Eye-Candy: Sweethearts or Sour Patch Kids?

The concept of how much is too much, or when minimal design simply becomes no design, is one of those questions that the designer of today must face. In the days of web 2.0, users were happily content with the excitement of rainbow strobe gifs, kitten pictures, web-safe fuchsia backgrounds and lime green marquee text. Now, in a more sophisticate age of the web, the user expects a certain air of quality and care in their design; an amount of precision and sophistication, substance rather than a pile of fancy bells.

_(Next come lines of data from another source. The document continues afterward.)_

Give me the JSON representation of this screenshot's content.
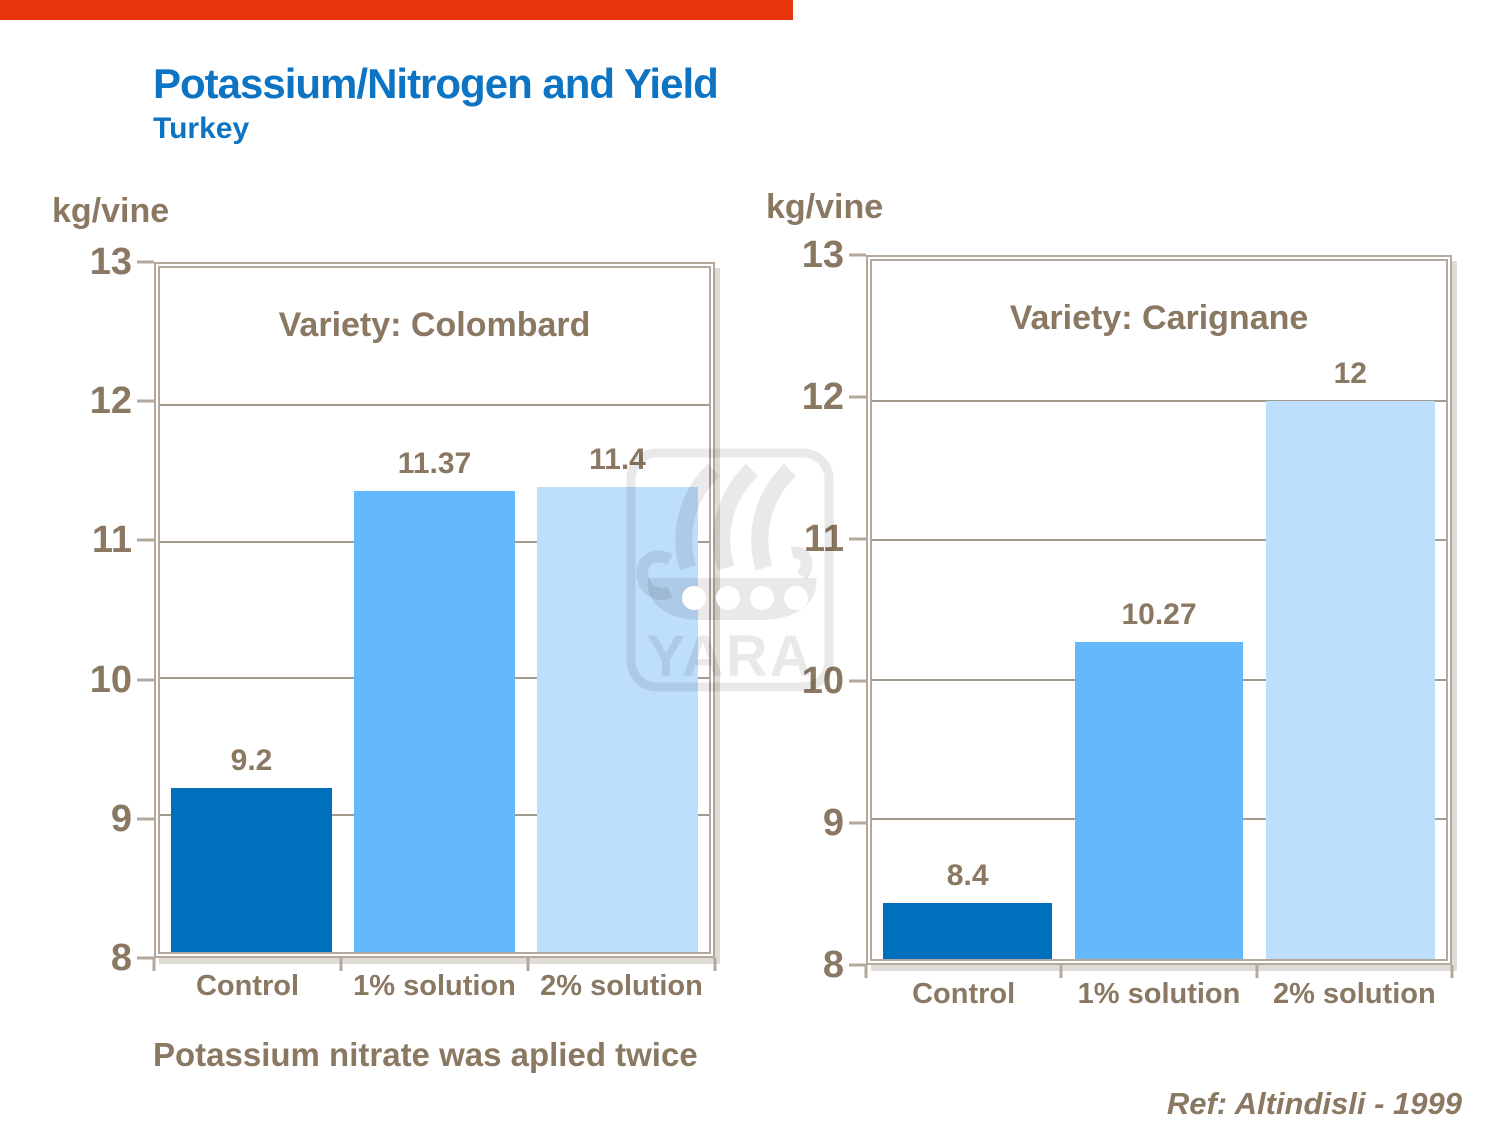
{
  "slide": {
    "title": "Potassium/Nitrogen and Yield",
    "subtitle": "Turkey",
    "note": "Potassium nitrate was aplied twice",
    "reference": "Ref: Altindisli - 1999"
  },
  "watermark": {
    "text": "YARA"
  },
  "colors": {
    "top_bar_red": "#e8350e",
    "title_blue": "#0d74c4",
    "text_brown": "#8a7862",
    "frame_tan": "#b3a89b",
    "gridline": "#a39a8e",
    "bar_control": "#0070bd",
    "bar_1pct": "#64b9fc",
    "bar_2pct": "#bedffc",
    "watermark_grey": "rgba(0,0,0,0.085)"
  },
  "chart_data": [
    {
      "type": "bar",
      "title": "Variety: Colombard",
      "unit_label": "kg/vine",
      "categories": [
        "Control",
        "1% solution",
        "2% solution"
      ],
      "values": [
        9.2,
        11.37,
        11.4
      ],
      "value_labels": [
        "9.2",
        "11.37",
        "11.4"
      ],
      "ylim": [
        8,
        13
      ],
      "ytick_step": 1,
      "grid": true,
      "legend": "none",
      "bar_colors": [
        "#0070bd",
        "#64b9fc",
        "#bedffc"
      ]
    },
    {
      "type": "bar",
      "title": "Variety: Carignane",
      "unit_label": "kg/vine",
      "categories": [
        "Control",
        "1% solution",
        "2% solution"
      ],
      "values": [
        8.4,
        10.27,
        12
      ],
      "value_labels": [
        "8.4",
        "10.27",
        "12"
      ],
      "ylim": [
        8,
        13
      ],
      "ytick_step": 1,
      "grid": true,
      "legend": "none",
      "bar_colors": [
        "#0070bd",
        "#64b9fc",
        "#bedffc"
      ]
    }
  ]
}
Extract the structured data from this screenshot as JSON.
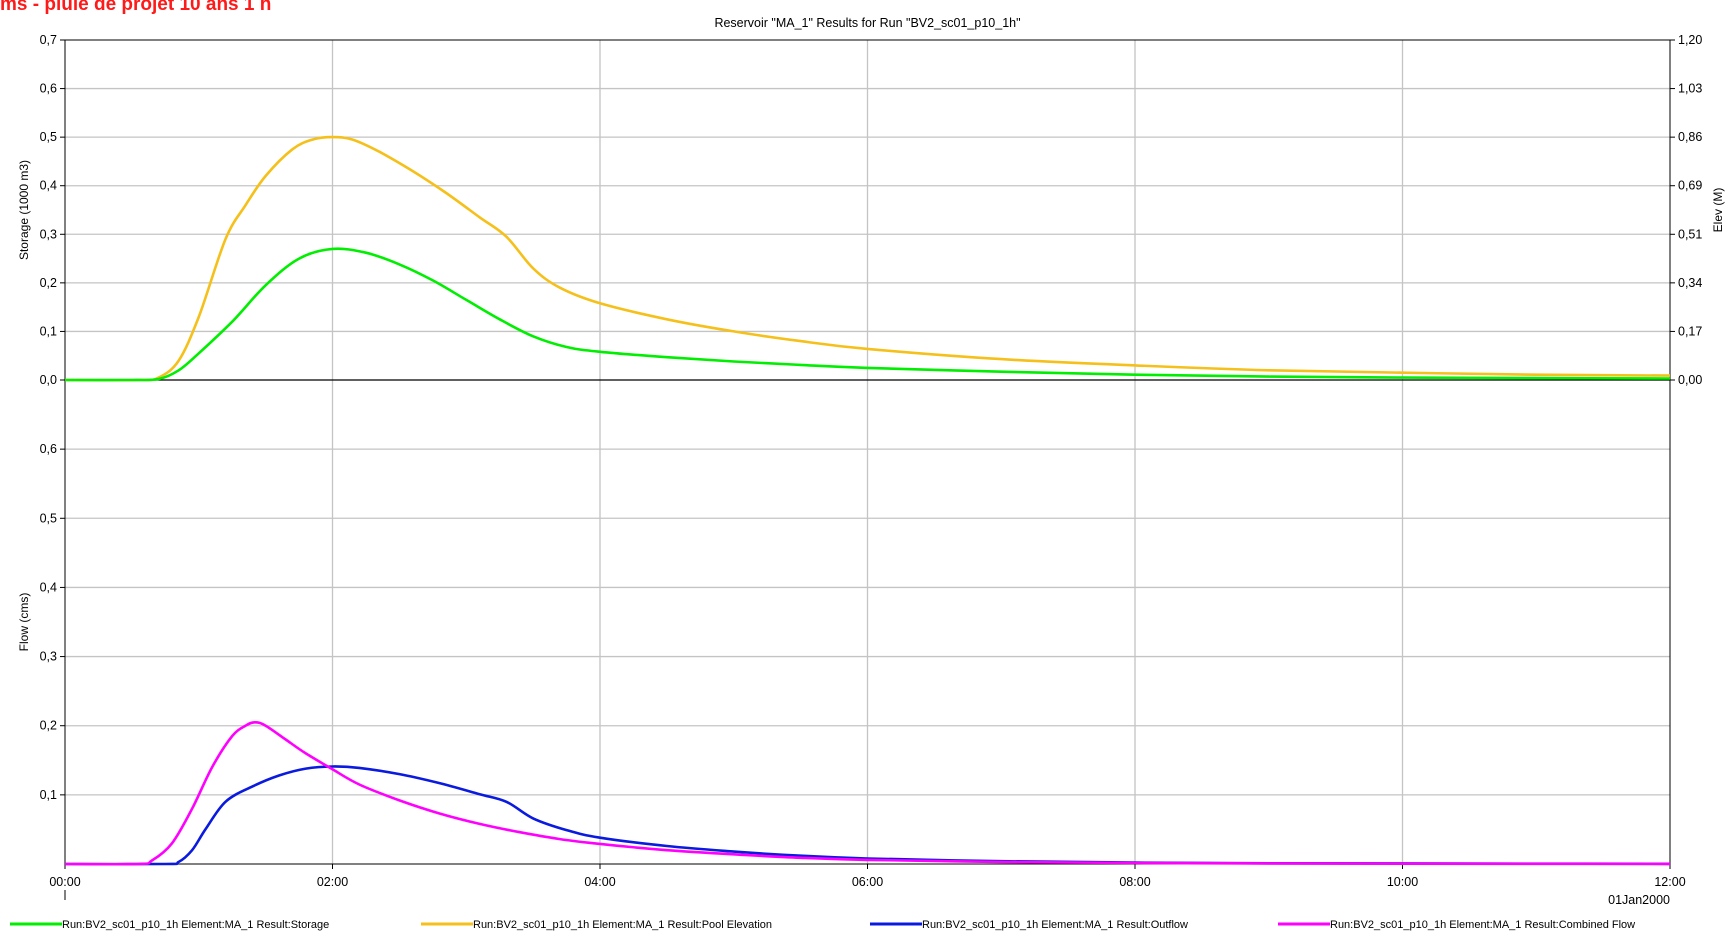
{
  "banner": "ms - pluie de projet 10 ans 1 h",
  "chart_data": [
    {
      "panel": "top",
      "type": "line",
      "title": "Reservoir \"MA_1\" Results for Run \"BV2_sc01_p10_1h\"",
      "xlabel": "",
      "ylabel": "Storage (1000 m3)",
      "ylabel_right": "Elev (M)",
      "xlim": [
        0,
        12
      ],
      "ylim": [
        0,
        0.7
      ],
      "ylim_right": [
        0,
        1.2
      ],
      "yticks": [
        "0,0",
        "0,1",
        "0,2",
        "0,3",
        "0,4",
        "0,5",
        "0,6",
        "0,7"
      ],
      "yticks_right": [
        "0,00",
        "0,17",
        "0,34",
        "0,51",
        "0,69",
        "0,86",
        "1,03",
        "1,20"
      ],
      "grid": true,
      "series": [
        {
          "name": "Run:BV2_sc01_p10_1h Element:MA_1 Result:Storage",
          "color": "#00ee00",
          "axis": "left",
          "x": [
            0,
            0.5,
            0.7,
            0.85,
            1.0,
            1.25,
            1.5,
            1.75,
            2.0,
            2.25,
            2.5,
            2.75,
            3.0,
            3.25,
            3.5,
            3.75,
            4.0,
            4.5,
            5.0,
            5.5,
            6.0,
            7.0,
            8.0,
            9.0,
            10.0,
            11.0,
            12.0
          ],
          "y": [
            0,
            0,
            0.002,
            0.02,
            0.055,
            0.12,
            0.195,
            0.25,
            0.27,
            0.262,
            0.238,
            0.205,
            0.165,
            0.125,
            0.09,
            0.068,
            0.058,
            0.047,
            0.038,
            0.031,
            0.025,
            0.017,
            0.011,
            0.007,
            0.005,
            0.004,
            0.003
          ]
        },
        {
          "name": "Run:BV2_sc01_p10_1h Element:MA_1 Result:Pool Elevation",
          "color": "#f5c01a",
          "axis": "left",
          "x": [
            0,
            0.55,
            0.7,
            0.85,
            1.0,
            1.2,
            1.35,
            1.5,
            1.7,
            1.85,
            2.0,
            2.15,
            2.35,
            2.6,
            2.85,
            3.1,
            3.3,
            3.5,
            3.7,
            4.0,
            4.5,
            5.0,
            5.5,
            6.0,
            7.0,
            8.0,
            9.0,
            10.0,
            11.0,
            12.0
          ],
          "y": [
            0,
            0,
            0.005,
            0.04,
            0.13,
            0.29,
            0.36,
            0.42,
            0.475,
            0.495,
            0.5,
            0.495,
            0.47,
            0.43,
            0.385,
            0.335,
            0.295,
            0.23,
            0.19,
            0.158,
            0.125,
            0.1,
            0.08,
            0.064,
            0.043,
            0.03,
            0.02,
            0.015,
            0.011,
            0.009
          ]
        }
      ]
    },
    {
      "panel": "bottom",
      "type": "line",
      "title": "",
      "xlabel": "",
      "ylabel": "Flow (cms)",
      "xlim": [
        0,
        12
      ],
      "ylim": [
        0,
        0.7
      ],
      "yticks": [
        "0,1",
        "0,2",
        "0,3",
        "0,4",
        "0,5",
        "0,6"
      ],
      "xticks": [
        "00:00",
        "02:00",
        "04:00",
        "06:00",
        "08:00",
        "10:00",
        "12:00"
      ],
      "xdate": "01Jan2000",
      "grid": true,
      "series": [
        {
          "name": "Run:BV2_sc01_p10_1h Element:MA_1 Result:Outflow",
          "color": "#0a1adf",
          "x": [
            0,
            0.75,
            0.85,
            0.95,
            1.05,
            1.2,
            1.4,
            1.6,
            1.8,
            2.0,
            2.2,
            2.5,
            2.8,
            3.1,
            3.3,
            3.5,
            3.75,
            4.0,
            4.5,
            5.0,
            5.5,
            6.0,
            7.0,
            8.0,
            9.0,
            10.0,
            11.0,
            12.0
          ],
          "y": [
            0,
            0,
            0.003,
            0.02,
            0.05,
            0.09,
            0.112,
            0.128,
            0.138,
            0.141,
            0.139,
            0.13,
            0.117,
            0.101,
            0.09,
            0.066,
            0.049,
            0.038,
            0.026,
            0.018,
            0.012,
            0.008,
            0.004,
            0.002,
            0.001,
            0.0008,
            0.0005,
            0.0003
          ]
        },
        {
          "name": "Run:BV2_sc01_p10_1h Element:MA_1 Result:Combined Flow",
          "color": "#ff00ff",
          "x": [
            0,
            0.55,
            0.65,
            0.8,
            0.95,
            1.1,
            1.25,
            1.35,
            1.42,
            1.5,
            1.65,
            1.8,
            2.0,
            2.2,
            2.5,
            2.8,
            3.1,
            3.4,
            3.7,
            4.0,
            4.5,
            5.0,
            5.5,
            6.0,
            7.0,
            8.0,
            9.0,
            10.0,
            11.0,
            12.0
          ],
          "y": [
            0,
            0,
            0.005,
            0.03,
            0.08,
            0.14,
            0.185,
            0.2,
            0.205,
            0.2,
            0.18,
            0.16,
            0.137,
            0.115,
            0.092,
            0.073,
            0.058,
            0.046,
            0.036,
            0.029,
            0.02,
            0.014,
            0.009,
            0.006,
            0.003,
            0.0015,
            0.0008,
            0.0005,
            0.0003,
            0.0002
          ]
        }
      ]
    }
  ]
}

The designer of today needs to revise their notions of eye-candy. A term that used to mean the colors and forms of little girl's dreams has a new model in the information age: one more subtle, but just as captivating. When a designer re-envisions eye-catching colors from neon to schemed; when they see that the placement of images creates as much of a picture as the images themselves; when they realize the layout of the content and the access is just as important as the bells and whistles the content contains; when they embrace a subtle balance of soft edges and hard lines; these design theories create the "newly renovated" definition of eye candy.

The keys to design now are a certain kind of serenity. In the past, information popped droves of colors, shapes, and movement in an attempt to catch the eye of the user. As always, a bit of attention-grabbing is a necessary component to gain an audience. Designers today though, see that the key to maintaining that audience is serenity. Much of the design needs to lie in the background, enhancing the user's experience but not distracting them from it. Creating a certain kind of relaxing quality that invites the audience to explore more of the page.

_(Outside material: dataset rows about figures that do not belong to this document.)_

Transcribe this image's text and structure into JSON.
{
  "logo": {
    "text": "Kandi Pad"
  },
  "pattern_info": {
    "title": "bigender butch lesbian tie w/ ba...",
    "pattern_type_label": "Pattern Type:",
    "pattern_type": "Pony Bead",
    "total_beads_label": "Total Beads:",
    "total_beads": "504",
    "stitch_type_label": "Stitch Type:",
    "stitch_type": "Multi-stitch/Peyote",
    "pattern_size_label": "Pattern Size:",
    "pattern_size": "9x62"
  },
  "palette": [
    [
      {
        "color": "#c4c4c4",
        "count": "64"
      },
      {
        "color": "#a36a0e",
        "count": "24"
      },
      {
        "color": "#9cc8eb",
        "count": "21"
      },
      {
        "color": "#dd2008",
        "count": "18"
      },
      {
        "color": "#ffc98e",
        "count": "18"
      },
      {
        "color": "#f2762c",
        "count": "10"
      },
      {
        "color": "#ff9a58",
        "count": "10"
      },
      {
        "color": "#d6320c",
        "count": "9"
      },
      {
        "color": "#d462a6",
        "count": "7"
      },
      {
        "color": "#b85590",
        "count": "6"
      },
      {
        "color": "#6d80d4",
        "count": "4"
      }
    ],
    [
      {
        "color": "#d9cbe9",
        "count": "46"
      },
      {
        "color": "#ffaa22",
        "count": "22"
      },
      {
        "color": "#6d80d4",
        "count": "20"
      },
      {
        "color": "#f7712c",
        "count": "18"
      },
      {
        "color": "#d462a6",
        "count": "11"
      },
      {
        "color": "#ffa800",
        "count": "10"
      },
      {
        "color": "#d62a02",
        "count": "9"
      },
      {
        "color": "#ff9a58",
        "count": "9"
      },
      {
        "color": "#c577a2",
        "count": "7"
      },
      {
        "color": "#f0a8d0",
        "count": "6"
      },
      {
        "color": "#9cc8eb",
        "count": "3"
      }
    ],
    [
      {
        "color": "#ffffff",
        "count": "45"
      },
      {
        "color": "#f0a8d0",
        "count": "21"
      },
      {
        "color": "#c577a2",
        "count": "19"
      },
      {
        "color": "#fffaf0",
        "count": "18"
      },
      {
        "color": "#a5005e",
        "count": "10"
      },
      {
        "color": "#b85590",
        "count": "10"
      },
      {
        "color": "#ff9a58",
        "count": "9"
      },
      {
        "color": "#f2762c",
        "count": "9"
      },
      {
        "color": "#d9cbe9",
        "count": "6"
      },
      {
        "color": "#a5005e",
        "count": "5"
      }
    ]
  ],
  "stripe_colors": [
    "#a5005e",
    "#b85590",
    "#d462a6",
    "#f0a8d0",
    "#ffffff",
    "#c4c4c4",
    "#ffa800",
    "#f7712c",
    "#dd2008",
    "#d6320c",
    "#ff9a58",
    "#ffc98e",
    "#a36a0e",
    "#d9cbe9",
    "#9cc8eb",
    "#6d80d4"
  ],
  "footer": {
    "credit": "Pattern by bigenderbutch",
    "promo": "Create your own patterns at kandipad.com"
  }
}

Some of the best designs today are the designs that you can barely feel yourself interacting with. When the design flows effortlessly but encourages maximum use; that is a design that will captivate and maintain an audience. The simplicity of these is not in a lack of design (though some may like to say so), but rather in an understanding of the necessary components and placement with more emphasis on the balance of form and function. Some of the "simplest" designs of today are actually the most well thought out, and it is this well-disguised simplicity that can help make an amazing, captivating design.